Abstract
BACKGROUND
EGFR is a key oncogenic target for the treatment of glioblastoma. EGFR amplification is detected in ~50% of tumors. Depatuxizumab mafodotin (depatux-m), formerly called ABT-414, is a tumor-specific antibody-drug conjugate that preferentially targets tumors with EGFR amplification. Herein, we report the frequency of EGFR amplification in 2 large-scale glioblastoma clinical trials of depatux-m.
METHODS
As of May 1, 2017, testing for EGFR amplification status was performed centrally in 2077 glioblastoma samples during screening for 2 randomized glioblastoma trials with depatux-m: INTELLANCE 1 (NCT02573324) for newly diagnosed patients (n=1001), and INTELLANCE 2 (NCT02343406) for recurrent disease (n=1076).

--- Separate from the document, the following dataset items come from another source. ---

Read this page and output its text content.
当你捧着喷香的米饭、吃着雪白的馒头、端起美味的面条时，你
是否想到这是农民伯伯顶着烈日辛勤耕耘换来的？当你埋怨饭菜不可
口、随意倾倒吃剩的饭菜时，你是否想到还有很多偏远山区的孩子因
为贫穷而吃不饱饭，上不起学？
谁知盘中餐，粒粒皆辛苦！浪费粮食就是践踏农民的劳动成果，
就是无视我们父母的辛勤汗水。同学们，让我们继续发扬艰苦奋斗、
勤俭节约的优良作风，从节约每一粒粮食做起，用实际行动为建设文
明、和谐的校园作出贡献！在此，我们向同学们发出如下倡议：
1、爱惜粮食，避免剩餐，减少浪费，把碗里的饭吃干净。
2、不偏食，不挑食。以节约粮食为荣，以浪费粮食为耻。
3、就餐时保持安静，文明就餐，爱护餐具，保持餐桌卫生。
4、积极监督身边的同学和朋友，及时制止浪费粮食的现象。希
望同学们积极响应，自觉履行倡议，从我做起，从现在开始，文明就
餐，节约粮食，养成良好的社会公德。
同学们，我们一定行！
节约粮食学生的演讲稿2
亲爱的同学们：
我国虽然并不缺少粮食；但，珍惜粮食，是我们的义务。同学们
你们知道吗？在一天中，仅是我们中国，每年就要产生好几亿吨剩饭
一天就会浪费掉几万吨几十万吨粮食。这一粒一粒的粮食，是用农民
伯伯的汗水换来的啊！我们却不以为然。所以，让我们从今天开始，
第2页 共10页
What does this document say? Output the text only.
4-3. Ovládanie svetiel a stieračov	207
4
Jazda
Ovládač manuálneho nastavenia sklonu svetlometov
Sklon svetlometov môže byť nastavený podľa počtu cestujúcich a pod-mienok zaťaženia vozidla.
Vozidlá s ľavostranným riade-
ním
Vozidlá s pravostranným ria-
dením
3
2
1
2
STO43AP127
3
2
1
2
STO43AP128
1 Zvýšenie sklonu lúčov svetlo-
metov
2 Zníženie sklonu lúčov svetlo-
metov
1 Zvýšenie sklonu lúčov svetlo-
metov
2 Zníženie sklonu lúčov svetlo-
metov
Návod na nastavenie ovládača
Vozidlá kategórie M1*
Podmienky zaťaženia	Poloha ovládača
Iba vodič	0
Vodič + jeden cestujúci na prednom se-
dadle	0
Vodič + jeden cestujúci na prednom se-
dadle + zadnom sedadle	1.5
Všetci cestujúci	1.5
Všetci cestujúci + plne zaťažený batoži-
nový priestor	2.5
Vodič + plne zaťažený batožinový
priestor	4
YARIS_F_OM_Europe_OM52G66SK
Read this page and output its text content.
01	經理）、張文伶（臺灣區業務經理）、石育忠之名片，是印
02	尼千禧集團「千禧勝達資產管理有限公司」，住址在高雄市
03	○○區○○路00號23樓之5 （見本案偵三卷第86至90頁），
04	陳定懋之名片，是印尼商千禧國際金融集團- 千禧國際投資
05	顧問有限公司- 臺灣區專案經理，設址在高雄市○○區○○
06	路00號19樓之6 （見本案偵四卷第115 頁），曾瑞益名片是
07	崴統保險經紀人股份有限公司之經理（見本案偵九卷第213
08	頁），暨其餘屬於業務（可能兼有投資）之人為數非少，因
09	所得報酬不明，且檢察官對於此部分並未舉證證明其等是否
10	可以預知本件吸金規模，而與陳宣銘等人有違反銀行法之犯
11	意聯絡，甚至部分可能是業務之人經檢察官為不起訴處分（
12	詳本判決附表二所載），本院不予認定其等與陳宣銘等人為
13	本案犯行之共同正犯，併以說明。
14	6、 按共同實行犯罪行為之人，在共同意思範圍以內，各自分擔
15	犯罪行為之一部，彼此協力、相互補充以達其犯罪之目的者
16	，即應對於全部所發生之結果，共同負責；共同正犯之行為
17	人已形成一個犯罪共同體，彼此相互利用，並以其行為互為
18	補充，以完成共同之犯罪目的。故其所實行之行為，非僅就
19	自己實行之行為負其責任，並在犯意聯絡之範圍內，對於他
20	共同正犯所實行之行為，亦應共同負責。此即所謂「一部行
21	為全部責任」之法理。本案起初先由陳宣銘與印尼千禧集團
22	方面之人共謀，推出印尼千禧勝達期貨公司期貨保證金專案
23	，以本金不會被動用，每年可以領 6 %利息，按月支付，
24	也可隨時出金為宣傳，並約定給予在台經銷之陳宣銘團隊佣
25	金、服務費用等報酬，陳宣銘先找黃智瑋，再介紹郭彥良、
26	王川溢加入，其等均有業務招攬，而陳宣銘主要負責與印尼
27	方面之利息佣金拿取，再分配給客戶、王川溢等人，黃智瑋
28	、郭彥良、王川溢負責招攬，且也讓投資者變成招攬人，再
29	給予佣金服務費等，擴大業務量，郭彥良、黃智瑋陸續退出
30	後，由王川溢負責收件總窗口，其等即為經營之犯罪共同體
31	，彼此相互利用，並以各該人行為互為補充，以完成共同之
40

EGFR amplification, required for eligibility in both trials, was determined by fluorescence in situ hybridization and defined as at least 2 copies in at least 15% of cells. EGFRvIII mutation data will be reported at the meeting.
RESULTS
Out of 2077 total patients, 1084 were positive for EGFR amplification (52.2%), similar to published rates. Per world region number and frequency of EGFR amplification was as follows: Africa (4/9; 44.4%), Americas (238/451; 52.8%), Asia (69/201; 34.3%), Europe (672/1190; 56.5%), Middle East (21/40; 52.5%), Oceania (80/186; 43.0).
CONCLUSIONS
To our knowledge, this study represents the first report of lower EGFR amplification rates in patients from Asia with glioblastoma. This observation requires further study.